Cell Line Generation

BHK21-T7-RNA-polymerase Cell Line was generated using a lentiviral vector expressing the T7-RNA-polymerase sequence.

Characterization

Figure 1: Characterization of T7-RNA-polymerase overexpression in the BHK21-T7-RNA-polymerase stable clone using qPCR.

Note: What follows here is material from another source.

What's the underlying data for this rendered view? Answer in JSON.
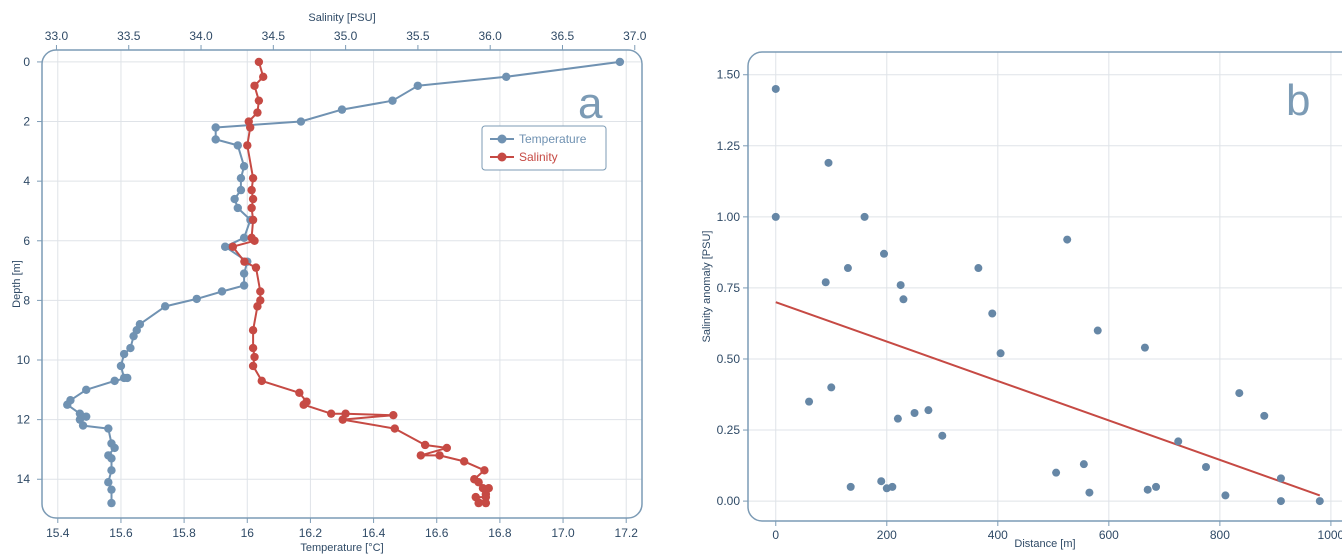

Figure 2: Characterization of T7-RNA-polymerase overexpression in the BHK21-T7-RNA-polymerase stable clone using PCR.

Cell Resuscitation

Prewarm culture medium (RPMI1640+10%FBS+10μg/mL Puromycin)in a 37°C water bath.
Thaw the frozen vial in a 37°C water bath for 1-2 minutes.
Transfer the vial into biosafety cabinet, and wipe the surface with 70% ethanol.
Unscrew the top of the vial and transfer the cell suspension gently into a sterile centrifuge tube containing 9.0mL complete culture medium.
Spin at ~ 125 × g for 5-7 minutes at room temperature, and discard the supernatant without disturbing the pellet.
Resuspend cell pellet with the appropriate volume of complete medium and transfer the cell suspension into a T25 culture flask.
Incubate the flask at 37°C, 5% CO₂ incubator.
Split saturated culture 1:4-1:8 every 2-3 days; seed out at about 1-3 × 10⁵ cells/mL.

Cell Freezing

Prepare the freezing medium (70% RPMI1640 + 20% FBS + 10% DMSO) fresh immediately before use.
Keep the freezing medium on ice and label cryovials.
Transfer cells to a sterile, conical centrifuge tube, and count the cells.
Centrifuge the cells at 250×g for 5 minutes at room temperature and carefully aspirate off the medium.
Resuspend the cells at a density of at least 3×10⁶ cells/mL in chilled freezing medium.
Aliquot 1 mL of the cell suspension into each cryovial.
Freeze cells in the CoolCell freezing container overnight in a -80°C freezer.
Transfer vials to liquid nitrogen for long-term storage.

References

T7 RNA Polymerase (20 U/uL). www.thermofisher.com. Retrieved 2023-01-19.
Rong M, He B, McAllister WT, Durbin RK (January 1998). Promoter specificity determinants of T7 RNA polymerase. Proceedings of the National Academy of Sciences of the United States of America. 95 (2): 515–9.
T7 RNA Polymerase | NEB. www.neb.com. Retrieved 2023-01-19.
McAllister WT, Raskin C. The phage RNA polymerases are related to DNA polymerases and reverse transcriptases. Molecular Microbiology. 1993, 10 (1): 1–6.